Тем временем Света, пытаясь сделать снимок симита на фоне набережной и гудящего парома, подверглась налёту дерзких чаек. Стая бесцеремонно вырвала сдобу из её рук и улетела, оставив после себя неизгладимое впечатление.
— Не, ну ты это видела⁈ — возмутилась подруга, придерживая одной рукой шляпку, которую норовил стащить ещё один коренной житель — ветер.
У него несколько личностей, и каждую можно не любить, но принято уважать. Пойраз — холодный северо-восточный ветер, имя которого происходит от греческого бога Борея. Говорят, он рождается где-то в снежной России и приносит непогоду.
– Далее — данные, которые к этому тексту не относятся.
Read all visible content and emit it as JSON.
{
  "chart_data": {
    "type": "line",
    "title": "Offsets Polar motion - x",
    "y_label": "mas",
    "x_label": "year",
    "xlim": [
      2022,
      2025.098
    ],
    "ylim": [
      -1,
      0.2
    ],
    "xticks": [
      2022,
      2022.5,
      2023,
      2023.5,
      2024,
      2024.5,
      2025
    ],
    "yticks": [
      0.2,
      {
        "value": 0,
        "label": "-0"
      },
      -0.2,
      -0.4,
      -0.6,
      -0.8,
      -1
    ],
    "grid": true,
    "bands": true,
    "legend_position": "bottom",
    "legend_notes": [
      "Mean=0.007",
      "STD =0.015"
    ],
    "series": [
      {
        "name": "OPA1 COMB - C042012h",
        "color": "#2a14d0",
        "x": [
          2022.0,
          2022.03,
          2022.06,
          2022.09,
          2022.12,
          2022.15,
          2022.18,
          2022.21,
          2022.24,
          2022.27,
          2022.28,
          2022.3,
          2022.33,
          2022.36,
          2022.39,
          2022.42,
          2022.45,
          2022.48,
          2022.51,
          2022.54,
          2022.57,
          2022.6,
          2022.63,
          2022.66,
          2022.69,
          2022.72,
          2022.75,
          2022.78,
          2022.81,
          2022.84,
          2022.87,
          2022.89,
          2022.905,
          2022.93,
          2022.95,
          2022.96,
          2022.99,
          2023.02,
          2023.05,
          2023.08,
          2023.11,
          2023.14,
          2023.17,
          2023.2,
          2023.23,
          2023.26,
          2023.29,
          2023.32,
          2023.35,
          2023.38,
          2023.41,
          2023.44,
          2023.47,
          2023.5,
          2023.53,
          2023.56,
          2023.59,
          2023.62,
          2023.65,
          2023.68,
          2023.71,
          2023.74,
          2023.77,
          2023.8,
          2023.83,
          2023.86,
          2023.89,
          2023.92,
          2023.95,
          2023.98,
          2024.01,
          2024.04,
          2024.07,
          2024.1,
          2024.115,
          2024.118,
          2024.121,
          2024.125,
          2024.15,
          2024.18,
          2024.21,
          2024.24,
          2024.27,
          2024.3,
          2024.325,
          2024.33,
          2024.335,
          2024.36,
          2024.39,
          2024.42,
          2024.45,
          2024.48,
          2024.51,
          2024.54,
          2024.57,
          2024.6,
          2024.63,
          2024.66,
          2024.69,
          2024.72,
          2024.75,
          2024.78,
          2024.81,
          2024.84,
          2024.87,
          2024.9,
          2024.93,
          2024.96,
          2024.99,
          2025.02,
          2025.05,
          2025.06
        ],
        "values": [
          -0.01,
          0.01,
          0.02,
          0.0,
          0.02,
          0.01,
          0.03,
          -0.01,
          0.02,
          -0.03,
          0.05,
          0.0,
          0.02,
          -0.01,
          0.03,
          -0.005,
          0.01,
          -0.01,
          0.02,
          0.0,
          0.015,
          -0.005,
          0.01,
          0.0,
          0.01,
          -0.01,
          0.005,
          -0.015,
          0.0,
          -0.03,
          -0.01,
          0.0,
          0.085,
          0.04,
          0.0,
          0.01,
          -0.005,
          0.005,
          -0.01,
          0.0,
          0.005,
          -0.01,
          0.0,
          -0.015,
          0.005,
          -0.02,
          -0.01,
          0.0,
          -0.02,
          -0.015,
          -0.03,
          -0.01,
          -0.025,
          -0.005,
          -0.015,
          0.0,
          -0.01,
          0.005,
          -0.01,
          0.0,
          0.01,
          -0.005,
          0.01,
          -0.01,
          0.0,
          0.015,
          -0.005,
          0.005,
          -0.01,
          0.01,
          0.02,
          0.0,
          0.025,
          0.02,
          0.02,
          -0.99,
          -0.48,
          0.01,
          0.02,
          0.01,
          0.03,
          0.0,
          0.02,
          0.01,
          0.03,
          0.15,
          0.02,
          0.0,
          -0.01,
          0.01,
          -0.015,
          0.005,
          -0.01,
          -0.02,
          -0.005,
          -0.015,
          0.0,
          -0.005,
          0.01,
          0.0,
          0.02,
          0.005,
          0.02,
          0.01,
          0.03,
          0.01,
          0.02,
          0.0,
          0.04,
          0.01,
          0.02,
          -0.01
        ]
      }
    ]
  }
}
Мельтем — лёгкий летний бриз, сравниваемый в шутку с энергичной мамочкой: усиливается днём и стихает к ночи. Лодос — самый враждебный, приносящий туманы и бури, способный менять течения Босфора. Карайель — «чёрный ветер» с Балкан, зимой замораживающий пролив. Кыбле дует со стороны Мекки, а Гюндогду и Гюнбатысы — братья-ветры, чьи имена означают «где солнце встаёт» и «где солнце садится». Их сестра — северный ветер Йылдыз, «звезда», дующий со стороны Полярной звезды.
Особый авторитет у местных — у котов. Им дозволено всё и даже больше. Они живут в маленьких домиках, питаются за счёт государства и сердобольных прохожих, вальяжно разлёживаются на ступеньках и лениво греются под солнцем. Гид обмолвился, что они имеют религиозную неприкосновенность, но Злата не успела уточнить подробности, отвлёкшись на продавца лотерейных билетов.
Тот зазывал прохожих «поймать удачу за хвост», выискивая в толпе азартных людей. Не менее колоритным показался девушке чистильщик обуви — проныра с жуликоватой внешностью. Его схема была стара как мир: «случайно» уронить щётку, «искренне» поблагодарить того, кто её поднимет, предложить бесплатную чистку, а потом предъявить счёт втридорога. После словесных перепалок обманутый турист всё же расставался с деньгами, а ботинки его сияли чистотой.
— Уважаемые господа, проходим в автобус! — окликнул их гид Мустафа. — Следующая остановка — великолепный Топкапы!